Teens explore medical field at OUWB biomedical sciences summer program
Oakland University William Beaumont School of Medicine (OUWB) introduced 30 local high school students to the medical field during its two-week Bioengineering and Biomedical Sciences Summer Program, where OUWB faculty members and staff brought the labs and classrooms to life for the students.
They prepared biology experiments and shared their passion for medicine with the teens. These hands-on activities engaged them while they absorbed lessons about the human body.
Lessons in the anatomy lab
After suiting up in yellow smocks, they entered the anatomy lab for lessons about the skeletal system and the body’s muscles as seen on uncovered cadavers. The instructors used an embalmed brain and spinal cord to explain how the brain functions.
“The students were very inquisitive and excited to be in the anatomy lab. I was impressed that at such a young age they were quite advanced. One of them mentioned being a vascular surgeon someday,” said Victoria Roach, OUWB assistant professor, Department of Biomedical Sciences, who led the discussion of the gastrointestinal system during the second anatomy lab visit.
The faculty set up a microbiology lab for a Rapid Strep Test. The students swabbed each other’s throats to retrieve cells then used microscopes to view real strep bacteria growing on petri dishes.
In the classrooms, they learned about the limbic system by combining essential oils to create their own aromatherapy spritzers and witnessed how germs spread from a handshake during the session called Spread of Infection.
A real-life preview of medicine and the health sciences
This year, the program included an afternoon at the OUWB Clinical Skills Center where students practiced with the otoscope to examine the ears and an ophthalmoscope to look at the retina. They also learned the components of a cardiac exam through a mannequin named Harvey. Harvey can simulate heart sounds and is the model that OUWB uses to teach its medical students.
“The students experienced what was like to be a health care provider as they performed ear and eye exams, and blood pressure measurements on each other as instructed by rising second-year OUWB medical students,” said Dawn Jung, M.D., assistant professor, Emergency Medicine, and assistant dean, Diversity and Inclusion.

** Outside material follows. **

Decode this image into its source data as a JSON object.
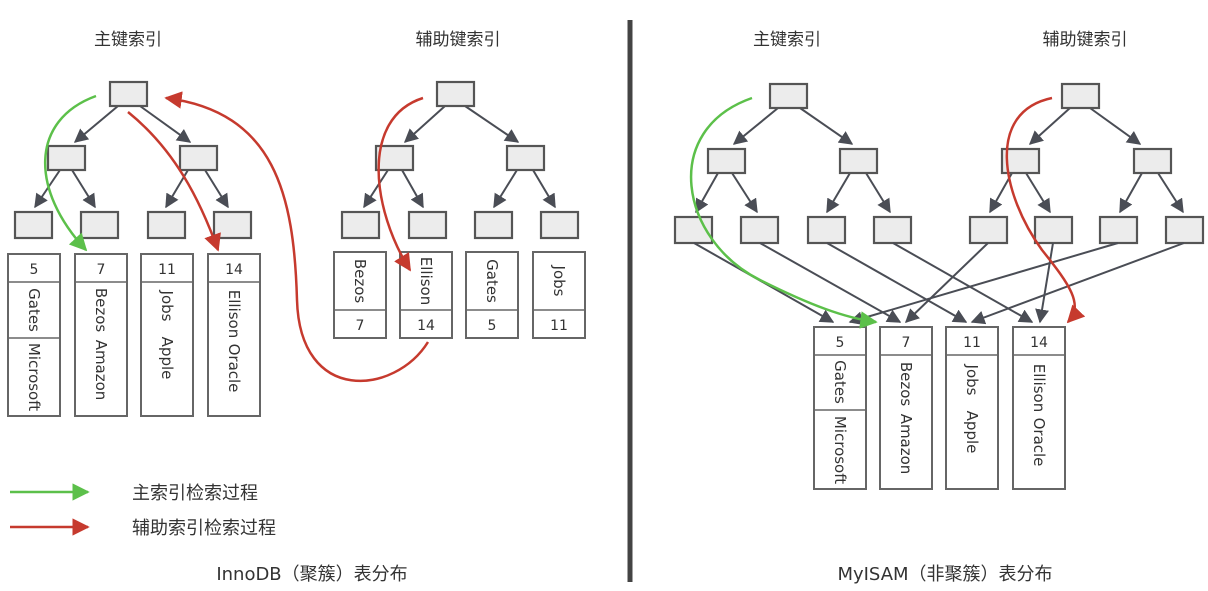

Each day, they devoted time to a group research project on a medical topic. This year’s topics ranged from “Nano Technology in Medicine;” to “Water Contamination from Lead;” to “Emerging Diseases: Zika Virus.” This process gave them the opportunity to gather information using medical literature.
Formal presentations occurred on the last day of class where the groups demonstrated a command for their topics; a finale that clearly indicated that the participants not only gained an understanding of the medical field, but that fulfilling their interest in medicine is possible at OUWB. The faculty learned from the experience as well.
“Being involved in this program reminded that teaching, above all needs to be fun and engaging,” said Stefanie Attardi, Ph.D., assistant professor, Department of Biomedical Sciences. “It also left me wondering if I would someday see these high school students at OUWB.”